About five years now. I grew up in the Northwest but my mom used to have a subscription to Arizona Highways magazine and I’d always read it wish that I could come here. As soon as I visited Arizona I fell in love with the desert and guiding here. I make a point of reading as much as I can about the plants, animals, and geology to share with people when I guide.

 

When you take visitors to Phoenix out for an outdoor activity, be it hiking or mountain biking, do you have anything that you really like to share with them?

I like to talk about the reptiles that live around here because people are often over concerned about snakes. The reptile that I love talking about the most is the Sonoran desert tortoise. They are pretty rare so you are quite lucky to see one out on the trail. We often stop at the visitor center and take a look at the resident tortoise there while on mountain biking tours in the McDowell Mountain Regional Park. They can live close to 50 years!

Turtle
Photo credit: Paul Condon


You say that people are sometimes over-concerned about rattlesnakes. If not snakes, what would you caution visitors to the desert about?

The thing with snakes is that most just want to get away from humans as quickly as they can and they don’t pose a huge threat if you are cautious. Things like sunburn, dehydration and cactus often cause more grief if you’re not careful.

 

Do you need to be really physically fit to explore the outdoors around Phoenix?

Phoenix has so much to offer. There are so many parks and preserves that it’s easy to find a way for every person to enjoy the desert no matter your limitations. That might mean rock climbing some of the challenging routes near Queen Creek, it could be picnicking at Papago Park, or maybe it’s simply visiting the Desert Botanical Garden. All are wonderful ways to spend time outdoors in the desert.

 

When you want to get outside of Phoenix to see something different, where do you head for your outdoor activities?

If you head north of Phoenix just a short ways to Black Canyon City, there are some incredible mountain biking trails in the Bradshaw Mountains that are often overlooked. If you’re willing to drive a bit further, Prescott and Sedona both have world-class mountain biking routes that are a nice change when the weather heats up in Phoenix.

 

Is there an advantage to having a guide with you while hiking or mountain biking around Phoenix?
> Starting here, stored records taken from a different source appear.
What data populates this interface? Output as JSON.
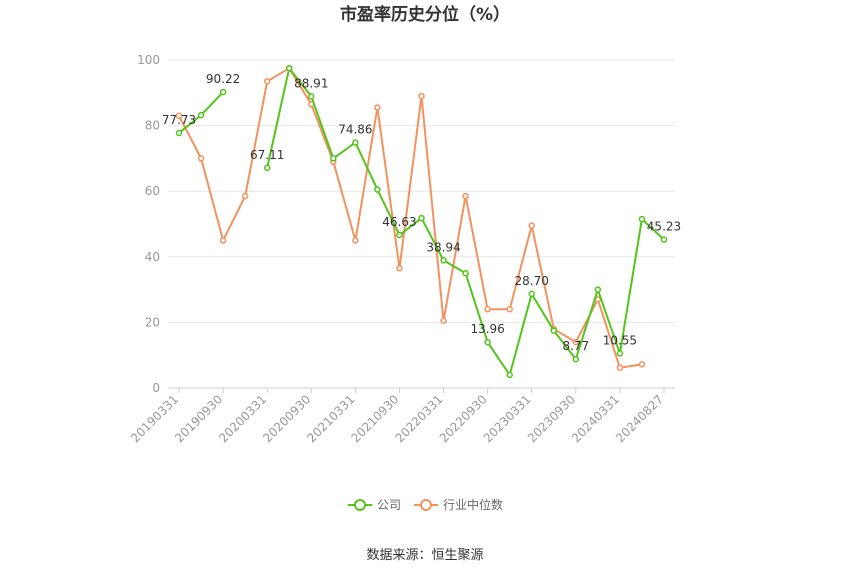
{
  "chart_data": {
    "type": "line",
    "title": "市盈率历史分位（%）",
    "source": "数据来源：恒生聚源",
    "ylim": [
      0,
      100
    ],
    "yticks": [
      0,
      20,
      40,
      60,
      80,
      100
    ],
    "grid": true,
    "legend_position": "bottom",
    "x": [
      "20190331",
      "20190630",
      "20190930",
      "20191231",
      "20200331",
      "20200630",
      "20200930",
      "20201231",
      "20210331",
      "20210630",
      "20210930",
      "20211231",
      "20220331",
      "20220630",
      "20220930",
      "20221231",
      "20230331",
      "20230630",
      "20230930",
      "20231231",
      "20240331",
      "20240630",
      "20240827"
    ],
    "x_tick_labels": [
      "20190331",
      "20190930",
      "20200331",
      "20200930",
      "20210331",
      "20210930",
      "20220331",
      "20220930",
      "20230331",
      "20230930",
      "20240331",
      "20240827"
    ],
    "series": [
      {
        "name": "公司",
        "color": "#52c41a",
        "values": [
          77.73,
          83.2,
          90.22,
          null,
          67.11,
          97.5,
          88.91,
          70.0,
          74.86,
          60.5,
          46.63,
          51.8,
          38.94,
          35.0,
          13.96,
          4.0,
          28.7,
          17.5,
          8.77,
          30.0,
          10.55,
          51.5,
          45.23
        ]
      },
      {
        "name": "行业中位数",
        "color": "#f4915d",
        "values": [
          83.0,
          70.0,
          45.0,
          58.5,
          93.5,
          97.5,
          86.5,
          69.0,
          45.0,
          85.5,
          36.5,
          89.0,
          20.5,
          58.5,
          24.0,
          24.0,
          49.5,
          18.0,
          14.0,
          27.0,
          6.2,
          7.2,
          null
        ]
      }
    ],
    "annotations": [
      {
        "index": 0,
        "text": "77.73"
      },
      {
        "index": 2,
        "text": "90.22"
      },
      {
        "index": 4,
        "text": "67.11"
      },
      {
        "index": 6,
        "text": "88.91"
      },
      {
        "index": 8,
        "text": "74.86"
      },
      {
        "index": 10,
        "text": "46.63"
      },
      {
        "index": 12,
        "text": "38.94"
      },
      {
        "index": 14,
        "text": "13.96"
      },
      {
        "index": 16,
        "text": "28.70"
      },
      {
        "index": 18,
        "text": "8.77"
      },
      {
        "index": 20,
        "text": "10.55"
      },
      {
        "index": 22,
        "text": "45.23"
      }
    ]
  }
}
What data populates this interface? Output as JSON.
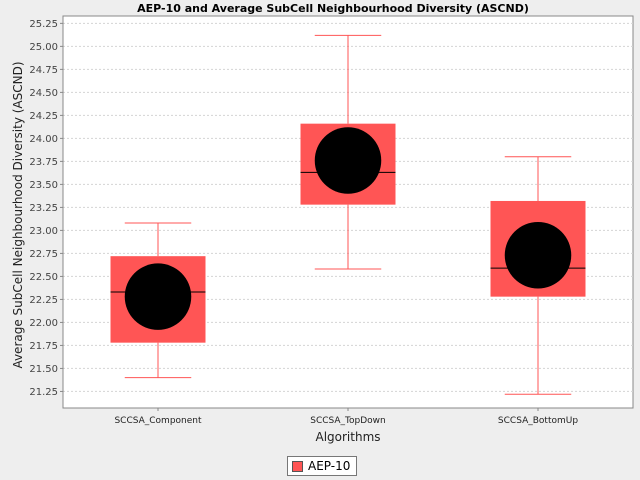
{
  "chart_data": {
    "type": "box",
    "title": "AEP-10 and Average SubCell Neighbourhood Diversity (ASCND)",
    "xlabel": "Algorithms",
    "ylabel": "Average SubCell Neighbourhood Diversity (ASCND)",
    "ylim": [
      21.07,
      25.33
    ],
    "yticks": [
      "21.25",
      "21.50",
      "21.75",
      "22.00",
      "22.25",
      "22.50",
      "22.75",
      "23.00",
      "23.25",
      "23.50",
      "23.75",
      "24.00",
      "24.25",
      "24.50",
      "24.75",
      "25.00",
      "25.25"
    ],
    "grid": true,
    "legend_position": "bottom",
    "series": [
      {
        "name": "AEP-10",
        "color": "#ff5555",
        "boxes": [
          {
            "category": "SCCSA_Component",
            "min": 21.4,
            "q1": 21.78,
            "median": 22.33,
            "q3": 22.72,
            "max": 23.08,
            "mean": 22.28
          },
          {
            "category": "SCCSA_TopDown",
            "min": 22.58,
            "q1": 23.28,
            "median": 23.63,
            "q3": 24.16,
            "max": 25.12,
            "mean": 23.76
          },
          {
            "category": "SCCSA_BottomUp",
            "min": 21.22,
            "q1": 22.28,
            "median": 22.59,
            "q3": 23.32,
            "max": 23.8,
            "mean": 22.73
          }
        ]
      }
    ]
  }
}
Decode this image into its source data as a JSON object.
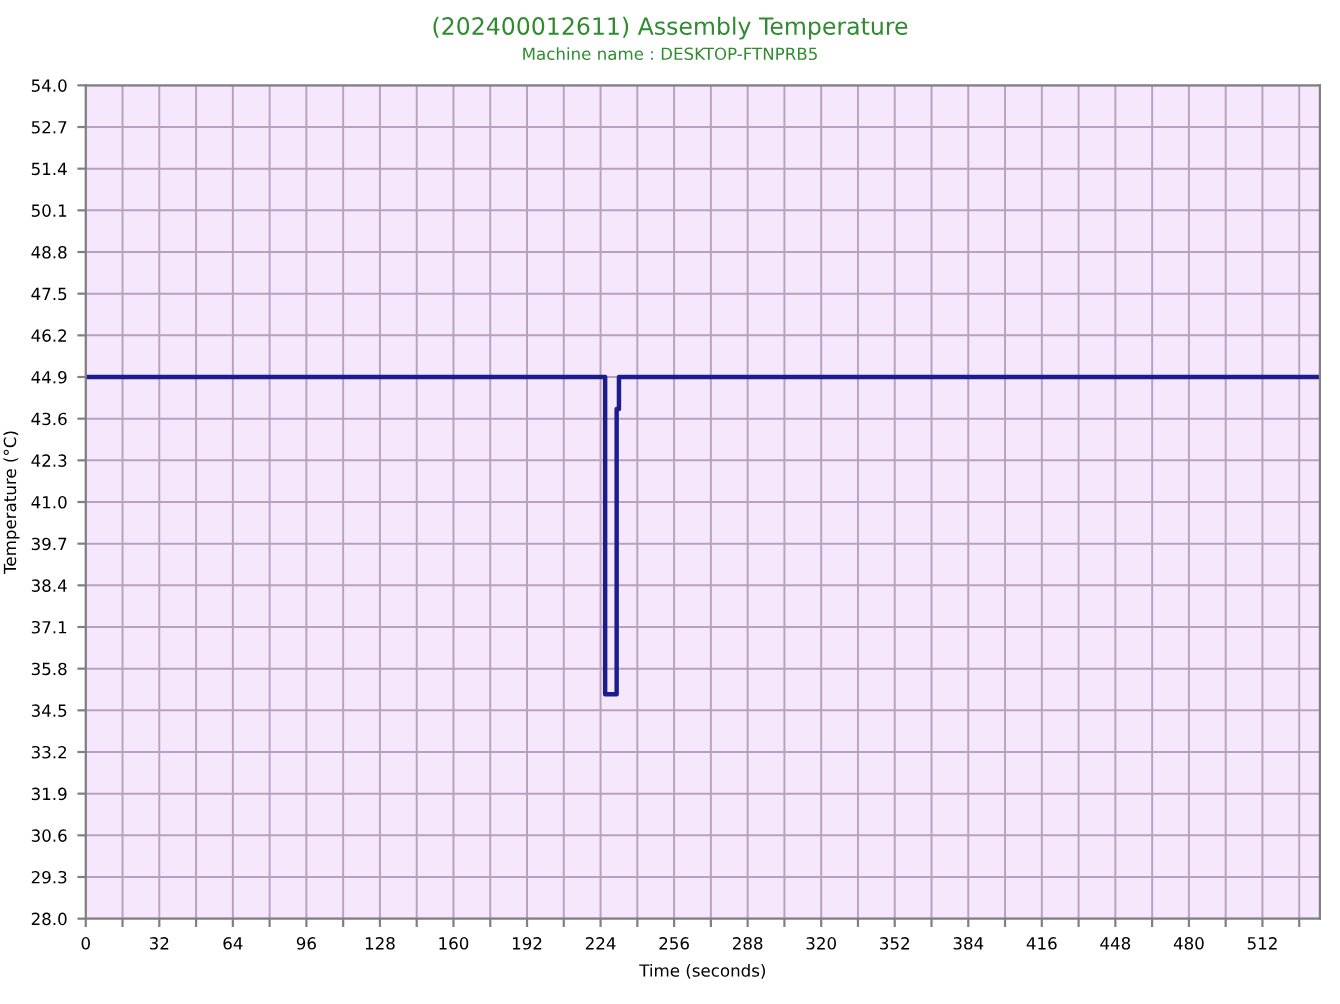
{
  "chart_data": {
    "type": "step",
    "title": "(202400012611) Assembly Temperature",
    "subtitle": "Machine name : DESKTOP-FTNPRB5",
    "xlabel": "Time (seconds)",
    "ylabel": "Temperature (°C)",
    "x": [
      0,
      226,
      231,
      232,
      537
    ],
    "series": [
      {
        "color": "#1c1c8c",
        "values": [
          44.9,
          35.0,
          43.9,
          44.9,
          44.9
        ]
      }
    ],
    "xlim": [
      0,
      537
    ],
    "ylim": [
      28.0,
      54.0
    ],
    "xticks": [
      0,
      {
        "value": 16,
        "label": null
      },
      32,
      {
        "value": 48,
        "label": null
      },
      64,
      {
        "value": 80,
        "label": null
      },
      96,
      {
        "value": 112,
        "label": null
      },
      128,
      {
        "value": 144,
        "label": null
      },
      160,
      {
        "value": 176,
        "label": null
      },
      192,
      {
        "value": 208,
        "label": null
      },
      224,
      {
        "value": 240,
        "label": null
      },
      256,
      {
        "value": 272,
        "label": null
      },
      288,
      {
        "value": 304,
        "label": null
      },
      320,
      {
        "value": 336,
        "label": null
      },
      352,
      {
        "value": 368,
        "label": null
      },
      384,
      {
        "value": 400,
        "label": null
      },
      416,
      {
        "value": 432,
        "label": null
      },
      448,
      {
        "value": 464,
        "label": null
      },
      480,
      {
        "value": 496,
        "label": null
      },
      512,
      {
        "value": 528,
        "label": null
      }
    ],
    "yticks": [
      {
        "value": 28,
        "label": "28.0"
      },
      29.3,
      30.6,
      31.9,
      33.2,
      34.5,
      35.8,
      37.1,
      38.4,
      39.7,
      {
        "value": 41,
        "label": "41.0"
      },
      42.3,
      43.6,
      44.9,
      46.2,
      47.5,
      48.8,
      50.1,
      51.4,
      52.7,
      {
        "value": 54,
        "label": "54.0"
      }
    ],
    "grid": true
  }
}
People seem to relax a bit more than normal when they have a guide, and that’s a great thing. Planning something outdoors in the desert when you are unfamiliar with the area can be quite stressful and that’s the last thing you want if you’re on vacation. Having a guide eliminates a lot of that. Guides add a lot of fun local knowledge to the experience and people are often surprised they learn so much.
 

arizona outback adventures

 

What do you enjoy most about working as an outdoor guide?

It’s great to see how people react to the desert. Visitors to Phoenix often don’t know what to expect before they come here and it makes me very happy to see them appreciating this place I’ve come to know and love. Sometimes I have local residents on a tour who come with visiting friends or family and they are often surprised and excited when they learn unexpected new things.